I had to accompany my husband to a plastic surgeon for a biopsy on his face. I’d sneak a chance to show this to the surgeon, under the guise of requesting he remove the offending bumps. He took one look at the nodules, now increased to four. As they had seemingly multiplied in forty-eight hours, I had visions of me in a horror movie, the character Swampwoman. Scary, gnarly, scaled over. I’d frighten small children, repulse adults. My latest grandchild would nickname me Bumpy and wouldn’t want her head touched with my reptilian hand.

The doctor said what I had usually occurred in older Scandinavian men. He had a perplexed expression. How comforting. He referred me to a hand surgeon.

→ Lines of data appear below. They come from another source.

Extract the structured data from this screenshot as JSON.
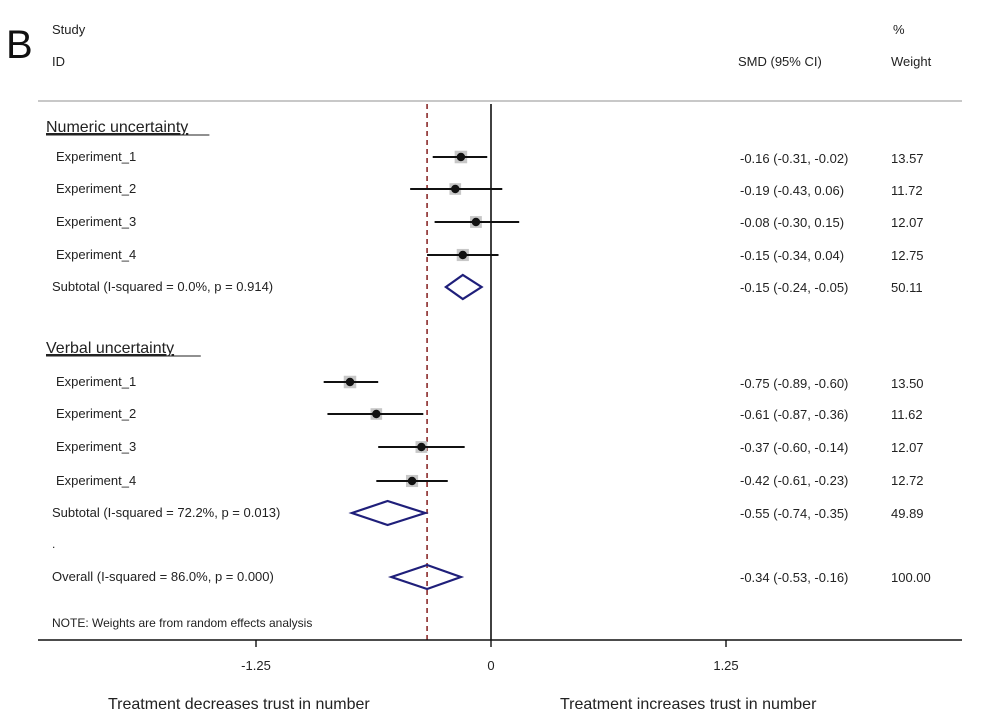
{
  "chart_data": {
    "type": "forest",
    "panel_label": "B",
    "columns": {
      "study_line1": "Study",
      "study_line2": "ID",
      "effect": "SMD (95% CI)",
      "weight_line1": "%",
      "weight_line2": "Weight"
    },
    "groups": [
      {
        "name": "Numeric uncertainty",
        "studies": [
          {
            "label": "Experiment_1",
            "smd": -0.16,
            "lower": -0.31,
            "upper": -0.02,
            "ci_text": "-0.16 (-0.31, -0.02)",
            "weight": 13.57,
            "weight_text": "13.57"
          },
          {
            "label": "Experiment_2",
            "smd": -0.19,
            "lower": -0.43,
            "upper": 0.06,
            "ci_text": "-0.19 (-0.43, 0.06)",
            "weight": 11.72,
            "weight_text": "11.72"
          },
          {
            "label": "Experiment_3",
            "smd": -0.08,
            "lower": -0.3,
            "upper": 0.15,
            "ci_text": "-0.08 (-0.30, 0.15)",
            "weight": 12.07,
            "weight_text": "12.07"
          },
          {
            "label": "Experiment_4",
            "smd": -0.15,
            "lower": -0.34,
            "upper": 0.04,
            "ci_text": "-0.15 (-0.34, 0.04)",
            "weight": 12.75,
            "weight_text": "12.75"
          }
        ],
        "subtotal": {
          "label": "Subtotal  (I-squared = 0.0%, p = 0.914)",
          "smd": -0.15,
          "lower": -0.24,
          "upper": -0.05,
          "ci_text": "-0.15 (-0.24, -0.05)",
          "weight_text": "50.11"
        }
      },
      {
        "name": "Verbal uncertainty",
        "studies": [
          {
            "label": "Experiment_1",
            "smd": -0.75,
            "lower": -0.89,
            "upper": -0.6,
            "ci_text": "-0.75 (-0.89, -0.60)",
            "weight": 13.5,
            "weight_text": "13.50"
          },
          {
            "label": "Experiment_2",
            "smd": -0.61,
            "lower": -0.87,
            "upper": -0.36,
            "ci_text": "-0.61 (-0.87, -0.36)",
            "weight": 11.62,
            "weight_text": "11.62"
          },
          {
            "label": "Experiment_3",
            "smd": -0.37,
            "lower": -0.6,
            "upper": -0.14,
            "ci_text": "-0.37 (-0.60, -0.14)",
            "weight": 12.07,
            "weight_text": "12.07"
          },
          {
            "label": "Experiment_4",
            "smd": -0.42,
            "lower": -0.61,
            "upper": -0.23,
            "ci_text": "-0.42 (-0.61, -0.23)",
            "weight": 12.72,
            "weight_text": "12.72"
          }
        ],
        "subtotal": {
          "label": "Subtotal  (I-squared = 72.2%, p = 0.013)",
          "smd": -0.55,
          "lower": -0.74,
          "upper": -0.35,
          "ci_text": "-0.55 (-0.74, -0.35)",
          "weight_text": "49.89"
        }
      }
    ],
    "separator_mark": ".",
    "overall": {
      "label": "Overall  (I-squared = 86.0%, p = 0.000)",
      "smd": -0.34,
      "lower": -0.53,
      "upper": -0.16,
      "ci_text": "-0.34 (-0.53, -0.16)",
      "weight_text": "100.00"
    },
    "note": "NOTE: Weights are from random effects analysis",
    "x_ticks": [
      {
        "value": -1.25,
        "label": "-1.25"
      },
      {
        "value": 0,
        "label": "0"
      },
      {
        "value": 1.25,
        "label": "1.25"
      }
    ],
    "xlim": [
      -2.4,
      2.5
    ],
    "null_line": 0,
    "overall_line": -0.34,
    "xlabel_left": "Treatment decreases trust in number",
    "xlabel_right": "Treatment increases trust in number",
    "colors": {
      "diamond": "#1f1f7a",
      "overall_line": "#8b2a2a",
      "point": "#111111",
      "weight_box": "#bdbdbd",
      "header_rule": "#c8c8c8"
    }
  }
}
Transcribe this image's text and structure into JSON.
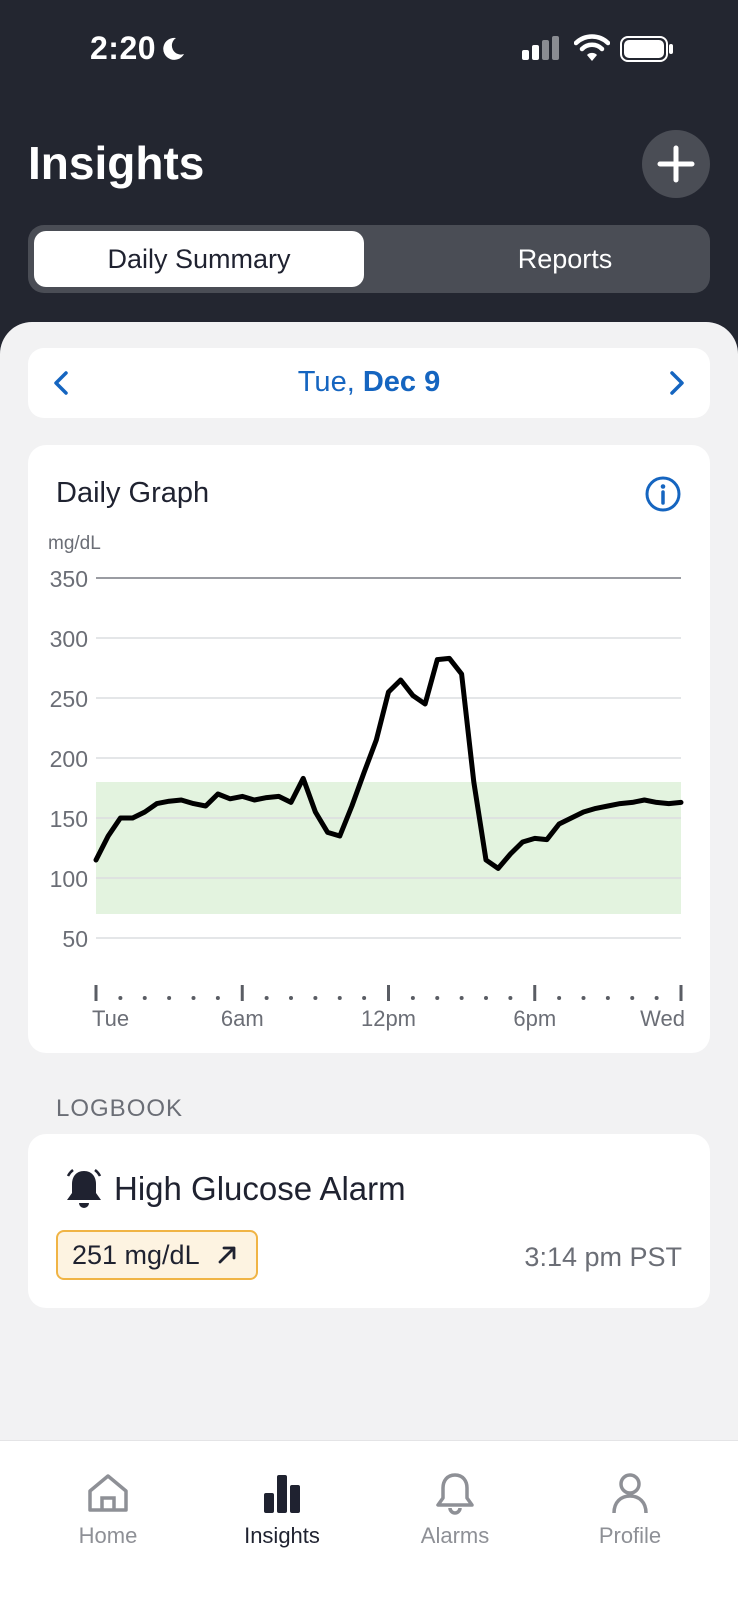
{
  "status": {
    "time": "2:20"
  },
  "header": {
    "title": "Insights"
  },
  "segments": {
    "daily": "Daily Summary",
    "reports": "Reports"
  },
  "date": {
    "day": "Tue,",
    "date": "Dec 9"
  },
  "graph": {
    "title": "Daily Graph",
    "unit": "mg/dL",
    "yticks": [
      "350",
      "300",
      "250",
      "200",
      "150",
      "100",
      "50"
    ],
    "xticks": [
      "Tue",
      "6am",
      "12pm",
      "6pm",
      "Wed"
    ],
    "target_color": "#e3f3df"
  },
  "chart_data": {
    "type": "line",
    "ylabel": "mg/dL",
    "ylim": [
      50,
      350
    ],
    "target_range": [
      70,
      180
    ],
    "x_unit": "hours",
    "x": [
      0,
      0.5,
      1,
      1.5,
      2,
      2.5,
      3,
      3.5,
      4,
      4.5,
      5,
      5.5,
      6,
      6.5,
      7,
      7.5,
      8,
      8.5,
      9,
      9.5,
      10,
      10.5,
      11,
      11.5,
      12,
      12.5,
      13,
      13.5,
      14,
      14.5,
      15,
      15.5,
      16,
      16.5,
      17,
      17.5,
      18,
      18.5,
      19,
      19.5,
      20,
      20.5,
      21,
      21.5,
      22,
      22.5,
      23,
      23.5,
      24
    ],
    "y": [
      115,
      135,
      150,
      150,
      155,
      162,
      164,
      165,
      162,
      160,
      170,
      166,
      168,
      165,
      167,
      168,
      163,
      183,
      155,
      138,
      135,
      160,
      188,
      215,
      255,
      265,
      252,
      245,
      282,
      283,
      270,
      180,
      115,
      108,
      120,
      130,
      133,
      132,
      145,
      150,
      155,
      158,
      160,
      162,
      163,
      165,
      163,
      162,
      163
    ]
  },
  "logbook": {
    "label": "LOGBOOK",
    "title": "High Glucose Alarm",
    "value": "251 mg/dL",
    "time": "3:14 pm PST"
  },
  "tabs": {
    "home": "Home",
    "insights": "Insights",
    "alarms": "Alarms",
    "profile": "Profile"
  }
}
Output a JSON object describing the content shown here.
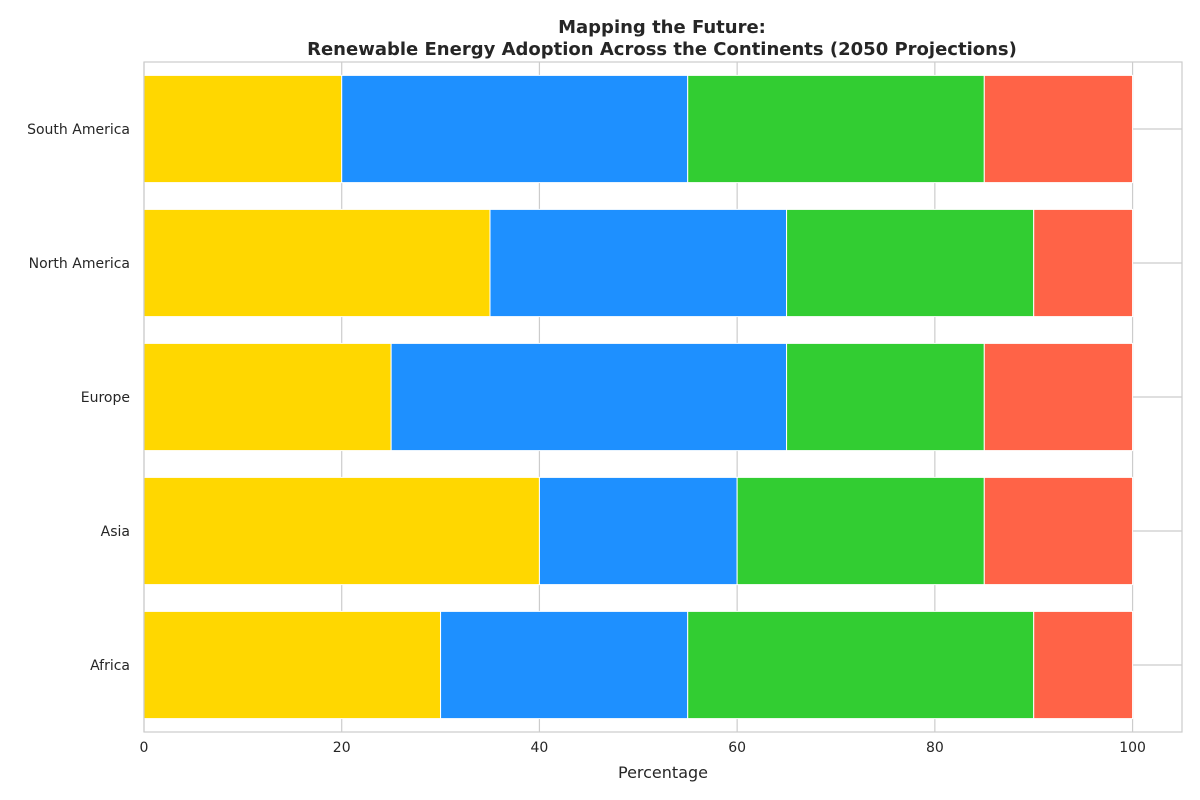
{
  "chart_data": {
    "type": "bar",
    "orientation": "horizontal",
    "stacked": true,
    "title_line1": "Mapping the Future:",
    "title_line2": "Renewable Energy Adoption Across the Continents (2050 Projections)",
    "xlabel": "Percentage",
    "ylabel": "",
    "xlim": [
      0,
      105
    ],
    "xticks": [
      0,
      20,
      40,
      60,
      80,
      100
    ],
    "grid": true,
    "categories": [
      "Africa",
      "Asia",
      "Europe",
      "North America",
      "South America"
    ],
    "series": [
      {
        "color": "#FFD700",
        "values": [
          30,
          40,
          25,
          35,
          20
        ]
      },
      {
        "color": "#1E90FF",
        "values": [
          25,
          20,
          40,
          30,
          35
        ]
      },
      {
        "color": "#32CD32",
        "values": [
          35,
          25,
          20,
          25,
          30
        ]
      },
      {
        "color": "#FF6347",
        "values": [
          10,
          15,
          15,
          10,
          15
        ]
      }
    ]
  }
}
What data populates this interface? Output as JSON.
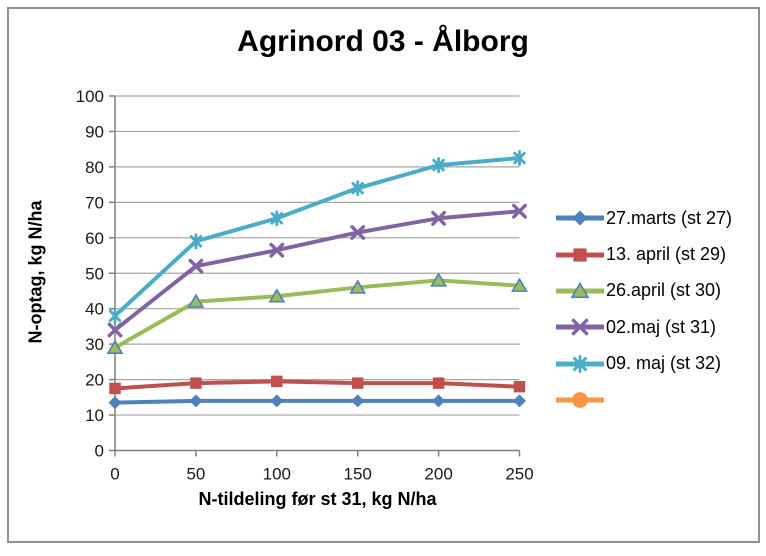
{
  "chart_data": {
    "type": "line",
    "title": "Agrinord 03 - Ålborg",
    "xlabel": "N-tildeling før st 31, kg N/ha",
    "ylabel": "N-optag, kg N/ha",
    "x": [
      0,
      50,
      100,
      150,
      200,
      250
    ],
    "xlim": [
      0,
      250
    ],
    "ylim": [
      0,
      100
    ],
    "xticks": [
      0,
      50,
      100,
      150,
      200,
      250
    ],
    "yticks": [
      0,
      10,
      20,
      30,
      40,
      50,
      60,
      70,
      80,
      90,
      100
    ],
    "grid": true,
    "legend_position": "right",
    "series": [
      {
        "name": "27.marts (st 27)",
        "marker": "diamond",
        "color": "#4F81BD",
        "values": [
          13.5,
          14,
          14,
          14,
          14,
          14
        ]
      },
      {
        "name": "13. april (st 29)",
        "marker": "square",
        "color": "#C0504D",
        "values": [
          17.5,
          19,
          19.5,
          19,
          19,
          18
        ]
      },
      {
        "name": "26.april (st 30)",
        "marker": "triangle",
        "color": "#9BBB59",
        "marker_border": "#4F81BD",
        "values": [
          29,
          42,
          43.5,
          46,
          48,
          46.5
        ]
      },
      {
        "name": "02.maj (st 31)",
        "marker": "x",
        "color": "#8064A2",
        "values": [
          34,
          52,
          56.5,
          61.5,
          65.5,
          67.5
        ]
      },
      {
        "name": "09. maj (st 32)",
        "marker": "asterisk",
        "color": "#4BACC6",
        "values": [
          38,
          59,
          65.5,
          74,
          80.5,
          82.5
        ]
      },
      {
        "name": "",
        "marker": "circle",
        "color": "#F79646",
        "values": []
      }
    ]
  },
  "colors": {
    "background": "#FFFFFF",
    "frame_border": "#8F8F8F",
    "gridline": "#A6A6A6",
    "axis": "#808080",
    "tick_text": "#1A1A1A",
    "title_text": "#000000"
  }
}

His nurse offered comfort, “Maybe the hand specialist can give you some steroid shots as a first option.” Imagine that numerous long needles penetrating my sensitive palm was a wonderful first option.

I’ll call to make the appointment today. I hope I can get in soon. The way these bumps are proliferating, I don’t have time to waste. I’m too old for the rigorous schedules required to produce horror movies.